Rohit ate \(\frac{1}{3}\) of a cake on Tuesday 1 and \(\frac{1}{6}\) of the cake on Wednesday. What fraction of cake did he eat on these two days?
Solution:
He ate cake on Tuesday = \(\frac{1}{3}\)
He ate cake on Wednesday = \(\frac{1}{6}\)
Total cake ate by him = \(\frac{1}{3}+\frac{1}{6}\) (LCM = 6)
= \(\frac{2+1}{6}\)
= \(\frac{3}{6}\)
= \(\frac{1}{2}\)
Rohit ate \(\frac{1}{2}\) of whole cake on these two days.
Example 2.
Ritu has 12 metres long ribbon. She used 7\(\frac{1}{2}\) metres of it. How much ribbon is left with her?
Solution:
We subtract two lengths to find the length of the ribbon left.

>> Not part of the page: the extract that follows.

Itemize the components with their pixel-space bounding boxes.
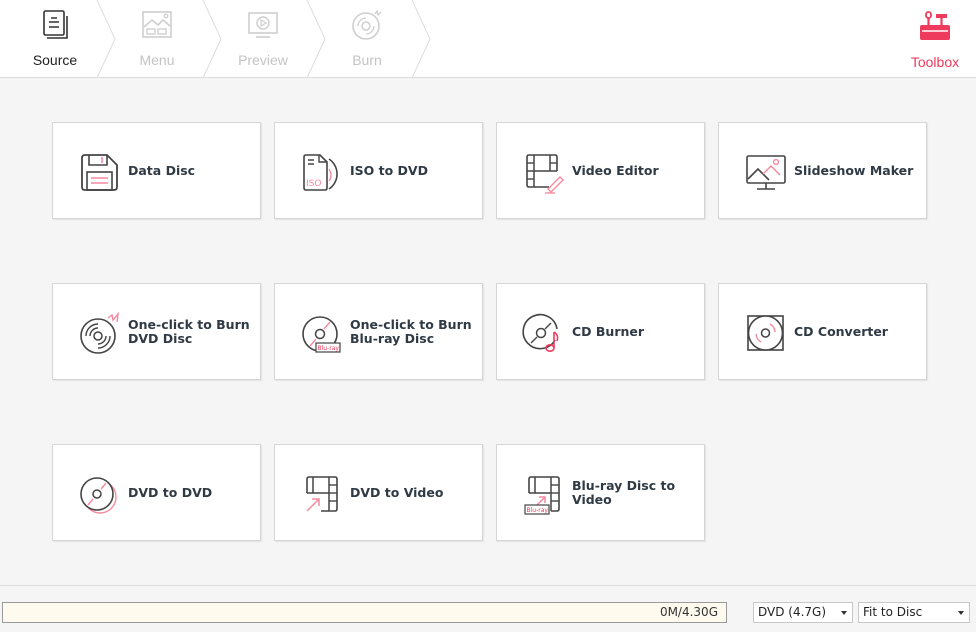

Total length of ribbon = 12 m = \(\frac{12}{1}\) m
Ribbon used = 7\(\frac{1}{2}\) = \(\frac{15}{2}\) m
Ribbon left = \(\frac{12}{1}-\frac{15}{2}\) (LCM = 2)
= \(\frac{24}{2}-\frac{15}{2}\)
= \(\frac{24-15}{2}\)
= \(\frac{9}{2}\)
= 4\(\frac{1}{2}\) m
Ritu has 4\(\frac{1}{2}\) m ribbon left with her.